Stattdessen haben wir noch Folgendes zu beobachten: Der allgemeine Jugendhilfeetat wurde im kommunalen Finanzausgleich, der doch eine relativ große Finanzspritze des Landes an die Kommunen ausmacht, entwidmet. Im Klartext heißt dies, dass es nicht mehr sichergestellt ist, dass dieses Geld vor Ort tatsächlich Kindern und Jugendlichen zugute kommt. Das hatten wir auch in den vergangenen Sitzungen schon beklagt. Auch auf diese Weise gibt es in der Ganztagsschule zunehmend Programme, für die die Eltern bezahlen müssen. Kinder aus armen Haushalten, die das Angebot am dringendsten brauchen, werden so ausgeschlossen. Dies ist nicht in unserem Sinne, das haben wir damals im Jahr 2000 mit diesem Beschluss so nicht gewollt. Das haben wir in unseren Debatten explizit ausgeschlossen. Ich denke, wir müssen in dieser Frage weiter wachsam sein. Es nützt nichts, jetzt nur zu sagen, was wir erreicht haben. Wir müssen mit den Kommunen zu Verabredungen darüber kommen, wie wir im Ganztagsschulprogramm in Zukunft eine soziale Spaltung ausschließen.

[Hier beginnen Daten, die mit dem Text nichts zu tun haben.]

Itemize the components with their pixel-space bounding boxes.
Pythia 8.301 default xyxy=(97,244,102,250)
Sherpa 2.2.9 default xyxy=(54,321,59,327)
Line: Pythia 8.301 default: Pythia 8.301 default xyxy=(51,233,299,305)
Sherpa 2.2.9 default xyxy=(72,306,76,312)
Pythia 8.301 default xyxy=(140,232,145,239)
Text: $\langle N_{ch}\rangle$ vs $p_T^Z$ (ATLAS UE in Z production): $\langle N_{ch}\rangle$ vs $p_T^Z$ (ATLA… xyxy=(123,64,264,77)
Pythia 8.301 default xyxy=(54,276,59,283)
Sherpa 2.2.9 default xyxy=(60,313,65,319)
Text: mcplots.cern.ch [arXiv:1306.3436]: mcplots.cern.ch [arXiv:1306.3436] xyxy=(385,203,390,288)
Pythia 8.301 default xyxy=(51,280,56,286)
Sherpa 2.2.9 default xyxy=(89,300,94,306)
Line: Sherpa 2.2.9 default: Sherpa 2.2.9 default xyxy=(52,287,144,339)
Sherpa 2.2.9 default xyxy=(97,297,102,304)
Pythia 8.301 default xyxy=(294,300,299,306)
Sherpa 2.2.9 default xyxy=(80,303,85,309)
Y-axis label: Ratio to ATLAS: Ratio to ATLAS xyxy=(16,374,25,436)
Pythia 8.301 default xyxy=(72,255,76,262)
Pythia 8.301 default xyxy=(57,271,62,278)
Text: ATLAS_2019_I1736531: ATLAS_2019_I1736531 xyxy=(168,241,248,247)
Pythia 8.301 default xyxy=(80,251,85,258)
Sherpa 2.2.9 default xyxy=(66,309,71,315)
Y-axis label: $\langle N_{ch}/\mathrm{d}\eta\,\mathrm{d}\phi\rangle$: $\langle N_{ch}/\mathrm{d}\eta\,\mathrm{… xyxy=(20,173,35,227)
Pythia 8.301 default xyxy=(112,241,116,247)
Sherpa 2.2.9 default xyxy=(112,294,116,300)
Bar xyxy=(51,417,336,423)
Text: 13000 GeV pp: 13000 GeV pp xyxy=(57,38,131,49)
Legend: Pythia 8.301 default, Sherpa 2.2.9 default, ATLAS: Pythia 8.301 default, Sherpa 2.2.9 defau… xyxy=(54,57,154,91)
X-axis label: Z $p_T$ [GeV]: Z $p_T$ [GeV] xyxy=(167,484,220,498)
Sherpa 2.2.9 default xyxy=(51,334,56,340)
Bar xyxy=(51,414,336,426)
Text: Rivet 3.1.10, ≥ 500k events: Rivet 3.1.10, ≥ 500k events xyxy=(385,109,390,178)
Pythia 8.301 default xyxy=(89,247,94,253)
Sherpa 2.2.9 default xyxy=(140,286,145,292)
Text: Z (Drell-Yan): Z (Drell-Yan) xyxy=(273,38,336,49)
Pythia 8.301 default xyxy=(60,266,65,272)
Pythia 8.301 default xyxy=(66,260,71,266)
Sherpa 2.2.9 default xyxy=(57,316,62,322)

(Beifall bei BÜNDNIS 90/DIE GRÜNEN)

Für die Fraktion der CDU erteile ich Herrn Abgeordneten Niclas Herbst das Wort.

(Angelika Birk)

Herr Präsident! Meine sehr verehrten Damen und Herren! Zunächst einmal möchte ich sagen, dass es immer leicht ist, mehr Mittel und mehr Ressourcen zu fordern, insbesondere wenn man weiß, dass diese Mittel überhaupt nicht da sind. Ich habe mehr Respekt vor den Menschen, die versuchen, mit dem, was da ist, etwas sinnvoll zu tun.